Çalışmaları o kadar etkili ki, internette “duvar örmeyi” araştırdığınızda muhtemelen karşınıza çıkan ilk kaynaklardan biri. Ancak konuyla ilgili en popüler yazılar romantik ilişkilere odaklansa da Dr. Albers, her ilişkinin duvarlarla karşılaşabileceğini söylüyor. En iyi arkadaşlar, iş arkadaşları, aile üyeleri… adını siz koyun. Avukatlar gibi politikacılar da her zaman duvar örerler. Kahretsin, hepimiz bazen bunu yapıyoruz!
Duvar örmek yaygın bir taktiktir çünkü (en azından kısa vadede) işe yarar. Bu, acil çatışmanın daha fazla ilerlemesini engelleyen bir savunma mekanizmasıdır. Ve bu, duvar ören kişiye güvenlik ve durum üzerinde kontrol duygusu verir.
Ancak uzun vadede Dr. Albers, bilinçli ya da bilinçsiz olarak çatışmadan uzaklaşmanın ilişkiye zarar verebileceği, hatta yok edebileceği konusunda uyarıyor.
Kasıtsız ve kasıtlı duvar örme
Duvar inşa etmek tesadüfen yaptığınız bir şey değildir, ancak duvar örmek tesadüfen olabilir.

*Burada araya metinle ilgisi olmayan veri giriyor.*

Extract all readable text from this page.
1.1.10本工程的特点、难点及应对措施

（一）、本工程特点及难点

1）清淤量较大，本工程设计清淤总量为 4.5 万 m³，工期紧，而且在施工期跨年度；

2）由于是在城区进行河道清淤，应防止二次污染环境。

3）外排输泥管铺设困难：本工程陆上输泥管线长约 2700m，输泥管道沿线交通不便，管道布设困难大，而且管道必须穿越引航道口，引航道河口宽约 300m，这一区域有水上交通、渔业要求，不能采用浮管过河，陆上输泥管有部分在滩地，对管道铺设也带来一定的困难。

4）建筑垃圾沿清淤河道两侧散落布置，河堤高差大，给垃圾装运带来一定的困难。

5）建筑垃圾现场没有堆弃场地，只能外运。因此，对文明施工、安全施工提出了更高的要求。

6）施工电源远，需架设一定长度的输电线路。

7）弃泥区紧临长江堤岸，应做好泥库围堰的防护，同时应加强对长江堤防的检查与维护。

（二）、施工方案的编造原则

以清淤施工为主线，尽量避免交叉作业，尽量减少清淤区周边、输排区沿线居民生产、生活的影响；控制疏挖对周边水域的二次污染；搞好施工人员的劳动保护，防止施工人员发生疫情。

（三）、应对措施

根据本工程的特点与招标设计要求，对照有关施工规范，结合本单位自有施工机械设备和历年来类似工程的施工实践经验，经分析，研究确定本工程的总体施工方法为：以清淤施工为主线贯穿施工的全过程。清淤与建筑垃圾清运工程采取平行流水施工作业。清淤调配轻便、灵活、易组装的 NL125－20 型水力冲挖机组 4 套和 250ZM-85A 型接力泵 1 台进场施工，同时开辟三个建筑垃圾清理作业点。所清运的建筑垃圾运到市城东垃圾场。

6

Dr. Albers şöyle açıklıyor: “Kasıtsız olarak duvar örmek çoğu zaman birisinin konuşmayla başa çıkmakta zorluk çektiğinin bir işaretidir.” “Çatışmadan kaçınan kişiler olabilirler. Hatta bu bir savaş ya da kaç tepkisi bile olabilir: Kaçmaları gerekiyor.”
Ve çoğu zaman insanlar o anda konuşmayı yapmak için ihtiyaç duydukları beceriye veya kapasiteye sahip değillerdir. “Bağlantıyı kesmek veya mesafe koymak isteyen bir yerden gelmiyor” diyor. “Bu sadece bu konuşmayı sağlıklı ve üretken bir şekilde nasıl yapacağınızı bilmemek.”
Engellemenin depresyonlu veya kaygılı bağlanma stiline sahip kişiler için yaygın bir taktik olduğunu ekliyor. Bağlantıyı kesmek, yüksek düzeyde kaygıyla mücadele eden veya ciddi bir travma geçirmiş bir kişi için de koruyucu bir önlem olabilir. Bu durumda duvar örmek sakinleşmenin ve yeniden güvende hissetmenin bir yolu olabilir. İşlevsel olmayan evlerde büyüyen insanlar için bu öğrenilmiş bir davranış olabilir.
Yine başka durumlarda, duvar örmek kasıtlı ve duygusal açıdan istismarcı bir eylemdir. Kasıtlı olarak duvar ören bir kişi, başka bir kişinin dikkatini ve ilgisini “kazanılacak” bir ödülmüş gibi davranarak onun üzerinde kontrol sağlıyor (ve çoğu zaman onu küçük düşürüyor). Narsistik kişilik bozukluğu olan kişiler özellikle bu davranışa yatkın olabilirler.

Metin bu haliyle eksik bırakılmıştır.